The proceedings were suspended when the company entered bankruptcy. They were brought to an end in January 2004, when District Judge Cooper dismissed the remaining declaratory claims: the infringement actions against ReplayTV had been dropped and the copyright owners had given a covenant not to sue, so no live controversy remained and the court lacked jurisdiction under Article III.

=== Securities and patent claims ===
The same March 2002 filing reported settlements of a securities class action and related derivative litigation, under which SONICblue was to contribute 2,401,501 of its shares and Deloitte & Touche up to $250,000, at a combined cost to the company, after insurance, of about $8.6 million. It also recorded a patent infringement complaint the company had brought against TiVo and TiVo's counter-complaint.

== Bankruptcy ==

SONICblue ended 2002 with a loss of $106 million on sales of $272 million, and its holding in the Taiwanese foundry United Microelectronics had fallen in value with the semiconductor market. Facing $180 million of debt maturing in October and a further $150 million of other liabilities, the company said in March 2003 that it would seek protection under Chapter 11 and dispose of several units. Its shares, worth about $6 two years earlier, closed at six cents on March 21, 2003. Chief executive Greg Ballard had proposed the previous October to move ReplayTV from online sales into conventional retail and cut its price sharply for the holiday season, in the hope of generating cash to sustain the litigation. Four entities filed together: SONICblue itself, Diamond Multimedia Systems, ReplayTV and Sensory Science, as cases 03-51775 to 03-51778 in the United States Bankruptcy Court for the Northern District of California.

At the time of the announcement the Rio unit was to go to D&M Holdings, owner of the Denon and Marantz audio brands, for $40 million less $5 million of assumed liabilities, on terms not yet final, and the GoVideo brand to Opta Systems, a subsidiary of Carmo Investments, for $12.5 million. ReplayTV passed to Digital Networks North America, another D&M subsidiary.

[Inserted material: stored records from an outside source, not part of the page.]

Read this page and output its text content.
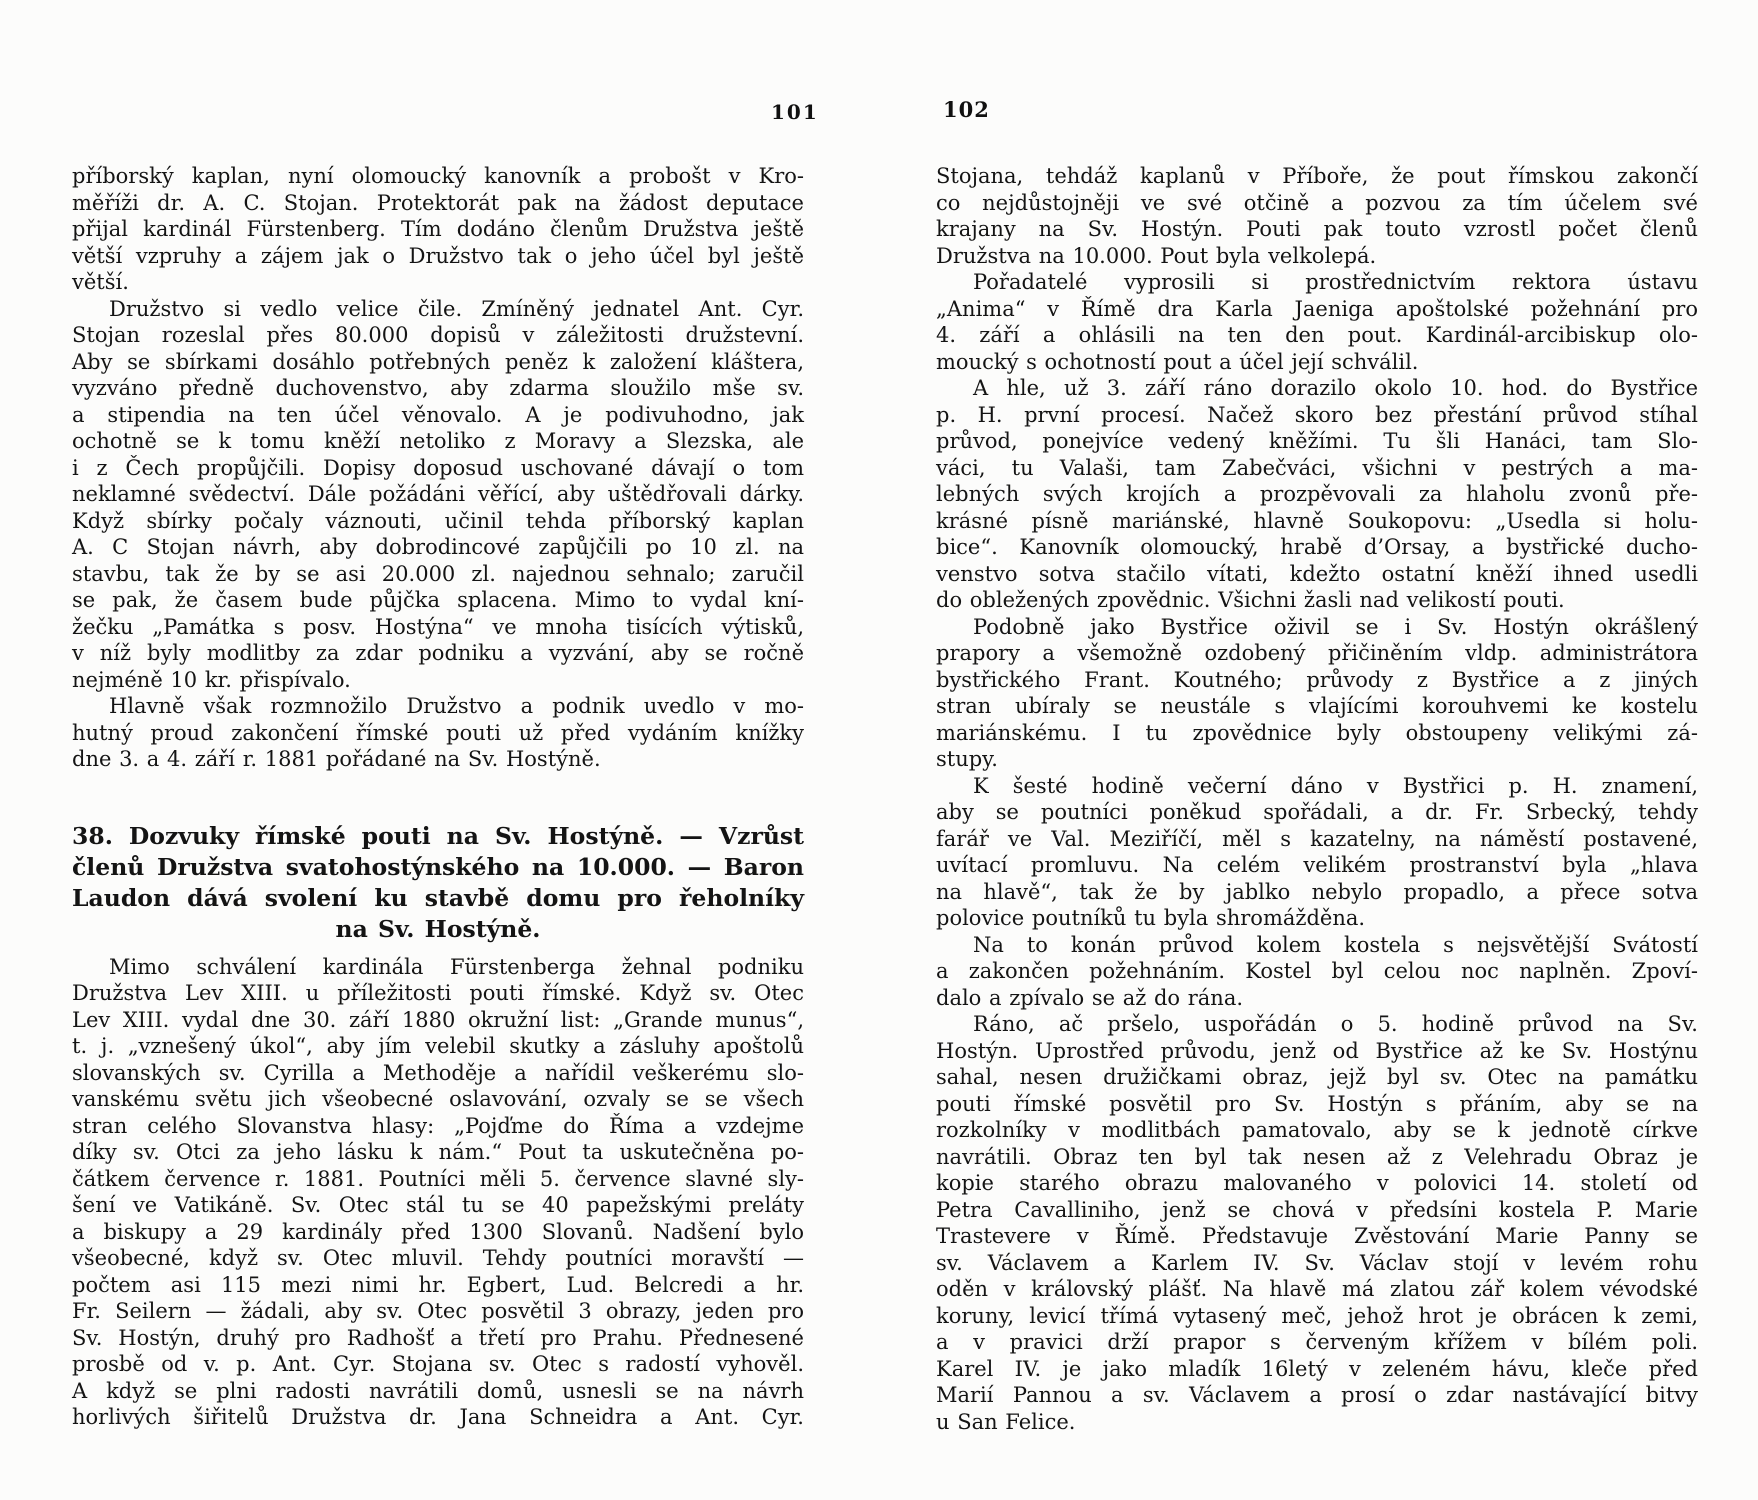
101	102
příborský kaplan, nyní olomoucký kanovník a probošt v Kro-
měříži dr. A. C. Stojan. Protektorát pak na žádost deputace
přijal kardinál Fürstenberg. Tím dodáno členům Družstva ještě
větší vzpruhy a zájem jak o Družstvo tak o jeho účel byl ještě
větší.
Družstvo si vedlo velice čile. Zmíněný jednatel Ant. Cyr.
Stojan rozeslal přes 80.000 dopisů v záležitosti družstevní.
Aby se sbírkami dosáhlo potřebných peněz k založení kláštera,
vyzváno předně duchovenstvo, aby zdarma sloužilo mše sv.
a stipendia na ten účel věnovalo. A je podivuhodno, jak
ochotně se k tomu kněží netoliko z Moravy a Slezska, ale
i z Čech propůjčili. Dopisy doposud uschované dávají o tom
neklamné svědectví. Dále požádáni věřící, aby uštědřovali dárky.
Když sbírky počaly váznouti, učinil tehda příborský kaplan
A. C Stojan návrh, aby dobrodincové zapůjčili po 10 zl. na
stavbu, tak že by se asi 20.000 zl. najednou sehnalo; zaručil
se pak, že časem bude půjčka splacena. Mimo to vydal kní-
žečku „Památka s posv. Hostýna“ ve mnoha tisících výtisků,
v níž byly modlitby za zdar podniku a vyzvání, aby se ročně
nejméně 10 kr. přispívalo.
Hlavně však rozmnožilo Družstvo a podnik uvedlo v mo-
hutný proud zakončení římské pouti už před vydáním knížky
dne 3. a 4. září r. 1881 pořádané na Sv. Hostýně.
38. Dozvuky římské pouti na Sv. Hostýně. — Vzrůst
členů Družstva svatohostýnského na 10.000. — Baron
Laudon dává svolení ku stavbě domu pro řeholníky
na Sv. Hostýně.
Mimo schválení kardinála Fürstenberga žehnal podniku
Družstva Lev XIII. u příležitosti pouti římské. Když sv. Otec
Lev XIII. vydal dne 30. září 1880 okružní list: „Grande munus“,
t. j. „vznešený úkol“, aby jím velebil skutky a zásluhy apoštolů
slovanských sv. Cyrilla a Methoděje a nařídil veškerému slo-
vanskému světu jich všeobecné oslavování, ozvaly se se všech
stran celého Slovanstva hlasy: „Pojďme do Říma a vzdejme
díky sv. Otci za jeho lásku k nám.“ Pout ta uskutečněna po-
čátkem července r. 1881. Poutníci měli 5. července slavné sly-
šení ve Vatikáně. Sv. Otec stál tu se 40 papežskými preláty
a biskupy a 29 kardinály před 1300 Slovanů. Nadšení bylo
všeobecné, když sv. Otec mluvil. Tehdy poutníci moravští —
počtem asi 115 mezi nimi hr. Egbert, Lud. Belcredi a hr.
Fr. Seilern — žádali, aby sv. Otec posvětil 3 obrazy, jeden pro
Sv. Hostýn, druhý pro Radhošť a třetí pro Prahu. Přednesené
prosbě od v. p. Ant. Cyr. Stojana sv. Otec s radostí vyhověl.
A když se plni radosti navrátili domů, usnesli se na návrh
horlivých šiřitelů Družstva dr. Jana Schneidra a Ant. Cyr.
Stojana, tehdáž kaplanů v Příboře, že pout římskou zakončí
co nejdůstojněji ve své otčině a pozvou za tím účelem své
krajany na Sv. Hostýn. Pouti pak touto vzrostl počet členů
Družstva na 10.000. Pout byla velkolepá.
Pořadatelé vyprosili si prostřednictvím rektora ústavu
„Anima“ v Římě dra Karla Jaeniga apoštolské požehnání pro
4. září a ohlásili na ten den pout. Kardinál-arcibiskup olo-
moucký s ochotností pout a účel její schválil.
A hle, už 3. září ráno dorazilo okolo 10. hod. do Bystřice
p. H. první procesí. Načež skoro bez přestání průvod stíhal
průvod, ponejvíce vedený kněžími. Tu šli Hanáci, tam Slo-
váci, tu Valaši, tam Zabečváci, všichni v pestrých a ma-
lebných svých krojích a prozpěvovali za hlaholu zvonů pře-
krásné písně mariánské, hlavně Soukopovu: „Usedla si holu-
bice“. Kanovník olomoucký, hrabě d’Orsay, a bystřické ducho-
venstvo sotva stačilo vítati, kdežto ostatní kněží ihned usedli
do obležených zpovědnic. Všichni žasli nad velikostí pouti.
Podobně jako Bystřice oživil se i Sv. Hostýn okrášlený
prapory a všemožně ozdobený přičiněním vldp. administrátora
bystřického Frant. Koutného; průvody z Bystřice a z jiných
stran ubíraly se neustále s vlajícími korouhvemi ke kostelu
mariánskému. I tu zpovědnice byly obstoupeny velikými zá-
stupy.
K šesté hodině večerní dáno v Bystřici p. H. znamení,
aby se poutníci poněkud spořádali, a dr. Fr. Srbecký, tehdy
farář ve Val. Meziříčí, měl s kazatelny, na náměstí postavené,
uvítací promluvu. Na celém velikém prostranství byla „hlava
na hlavě“, tak že by jablko nebylo propadlo, a přece sotva
polovice poutníků tu byla shromážděna.
Na to konán průvod kolem kostela s nejsvětější Svátostí
a zakončen požehnáním. Kostel byl celou noc naplněn. Zpoví-
dalo a zpívalo se až do rána.
Ráno, ač pršelo, uspořádán o 5. hodině průvod na Sv.
Hostýn. Uprostřed průvodu, jenž od Bystřice až ke Sv. Hostýnu
sahal, nesen družičkami obraz, jejž byl sv. Otec na památku
pouti římské posvětil pro Sv. Hostýn s přáním, aby se na
rozkolníky v modlitbách pamatovalo, aby se k jednotě církve
navrátili. Obraz ten byl tak nesen až z Velehradu Obraz je
kopie starého obrazu malovaného v polovici 14. století od
Petra Cavalliniho, jenž se chová v předsíni kostela P. Marie
Trastevere v Římě. Představuje Zvěstování Marie Panny se
sv. Václavem a Karlem IV. Sv. Václav stojí v levém rohu
oděn v královský plášť. Na hlavě má zlatou zář kolem vévodské
koruny, levicí třímá vytasený meč, jehož hrot je obrácen k zemi,
a v pravici drží prapor s červeným křížem v bílém poli.
Karel IV. je jako mladík 16letý v zeleném hávu, kleče před
Marií Pannou a sv. Václavem a prosí o zdar nastávající bitvy
u San Felice.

The bankruptcy produced findings against the company's law firm, Pillsbury Winthrop Shaw Pittman. In an opinion of December 29, 2009, Bankruptcy Judge Marilyn Morgan recorded that Pillsbury had received a written demand from a group of noteholders threatening indemnification claims if objections were raised to their claims, and that neither Pillsbury nor co-counsel Levene Neale disclosed it. That the noteholders' controlling position on the creditors' committee created a disabling conflict that went undisclosed; and that a waiver by VIA of its senior status, which benefited only those noteholders, was omitted from the motions seeking approval of the settlement. Pillsbury was disqualified from acting for SONICblue and a Chapter 11 trustee was appointed. In the same opinion the judge awarded a creditor, SB Claims Holder, a further $300,000 as an administrative expense under 11 U.S.C. § 503(b) for its substantial contribution in challenging the fee application of O'Melveny & Myers, a challenge that led the firm to give up roughly $750,000 in unpaid fees.

== Aftermath ==
Digital Networks North America put the ReplayTV 5500 on sale in August 2003 without either of the features that had drawn the studios' action: automatic advertisement removal and Send Show were both absent, although a manual QuickSkip control advancing playback in thirty-second steps remained. The new models could divide recording between several units on a home network, resume a paused programme on a second unit in another room, distinguish repeats from first showings and rank conflicting recordings by priority. Four versions were offered, from about $550 for 40 hours of capacity to about $1,200 for 320 hours.

D&M Holdings announced in August 2005 that it was leaving the mass-market portable player business, while keeping the Rio name for possible use on premium products alongside Denon, Marantz and Boston Acoustics. The Rio division had accounted for more than 92 per cent of the group's operating losses in the first quarter of the 2005 financial year. The report traced the brand from Diamond Multimedia through the merger with S3, the change of name to SONICblue and the 2003 bankruptcy to its purchase by D&M.